Rest. The very word relaxes me. I repeat it to myself on crazy days. Rest. I will get some, eventually, I think to myself, and then I keep moving through the craziness. I've decided this weekend that often both rest and craziness exist primarily in my head.
This weekend, for instance, my husband and I planned two nights away in Fountain Hills, on the edge of town, with kids farmed out to family and a friend. Ahh, rest for two whole days! Sure enough, the weekend included plenty of lolling on king-size hotel bed watching movies, splashing each other in the pool, and eating out. It also included a couple hours of time alone doing Bible study, writing down goals, and talking about the future of Victor's business. Still restful? Sure, but now the rest seems to cross the border with work, since business and intense thought and writing went on.
Our weekend also included a long workout session at the nearby YMCA - yoga for me, weights for Victor, and a post-workout game of one-on-one basketball. And the day after, an early 12-mile trail run for me. Still restful? Not for most people. Victor slept in - rested - the second day because the YMCA fun was enough fun for one weekend. On the other hand, the trail run actually represented an "easy" weekend effort for me, since I was supposed to do an 18-mile long run for marathon training, and I just didn't feel like sacrificing that much of my free time away from Victor during our weekend together. So twelve miles felt restful in comparison to eighteen, and I got back just as Victor hit the shower.
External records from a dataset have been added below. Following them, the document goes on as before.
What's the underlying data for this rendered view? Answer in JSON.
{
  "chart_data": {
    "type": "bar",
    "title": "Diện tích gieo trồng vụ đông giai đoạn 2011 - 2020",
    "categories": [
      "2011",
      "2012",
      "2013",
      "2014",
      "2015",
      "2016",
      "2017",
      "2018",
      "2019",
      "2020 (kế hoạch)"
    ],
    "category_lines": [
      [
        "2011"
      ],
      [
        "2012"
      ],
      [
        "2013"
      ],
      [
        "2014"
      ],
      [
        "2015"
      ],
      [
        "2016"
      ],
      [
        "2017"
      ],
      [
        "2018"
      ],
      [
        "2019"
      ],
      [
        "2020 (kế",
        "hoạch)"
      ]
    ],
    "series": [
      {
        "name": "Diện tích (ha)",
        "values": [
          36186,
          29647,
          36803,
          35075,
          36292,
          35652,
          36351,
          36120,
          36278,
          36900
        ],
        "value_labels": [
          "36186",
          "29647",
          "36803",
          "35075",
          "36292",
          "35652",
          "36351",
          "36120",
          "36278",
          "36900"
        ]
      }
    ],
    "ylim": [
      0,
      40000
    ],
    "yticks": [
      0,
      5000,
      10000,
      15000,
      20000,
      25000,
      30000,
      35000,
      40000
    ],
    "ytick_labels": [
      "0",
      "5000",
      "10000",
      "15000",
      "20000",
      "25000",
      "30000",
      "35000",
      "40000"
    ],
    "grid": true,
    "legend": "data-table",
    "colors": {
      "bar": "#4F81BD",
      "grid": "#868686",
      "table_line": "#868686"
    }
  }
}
Perfect.
On the other hand, some kinds of "rest" impede better rest, such as staying up till midnight on Saturday night watching a movie (restful) and then tossing in bed for five hours of restless sleep instead of sleeping in (not so restful). The best laid plans go awry. Here I had the perfect opportunity and excuse to stay up late NOT on the computer doing the budget, AND sleep in afterward as long as I wanted, and my body did not follow the agenda. I paid for it with a wicked migraine later that evening.
Finally, the weekend also included our two children joining us at the hotel at 9am the last day, to eat a late breakfast and go swimming for a couple hours. Restful? Actually, yes. Even with the marathon session in the pool of impromptu swim lessons, tossing them into the deep end, trying out the hot tub in 100-degree weather, and then attempting to keep them awake for the hour drive home so they got a real nap in their own beds. Much better that than coming home to tired, whiny, clinging kids who feel like making us pay for being away doing Fun Things Without Them for two days.
So my question to myself as I lay in bed last night, gratefully post-migraine, was this: had my weekend been restful or crazy? Was it more work, or more play? Hmm. My husband loves the following quote, regarding rest, work, and play, by James A. Michener: "The master in the art of living makes little distinction between his work and his play, his labor and his leisure, his mind and his body, his information and his recreation, his love and his religion. He hardly knows which is which. He simply pursues his vision of excellence at whatever he does, leaving others to decide whether he is working or playing. To him he's always doing both." Victor, as do I, believes that when our God-given gifts and passions and dreams align with our actions, we don't distinguish so much between work and play, between rest and un-rest. When God rested the seventh day after creating the world, do you think He took a nap? Genesis says He spent time admiring the panoply of wonder and design in His untouched world. So, dear women, go rest. Go work. Go play. Decide in the doing whether you are mastering the art of living.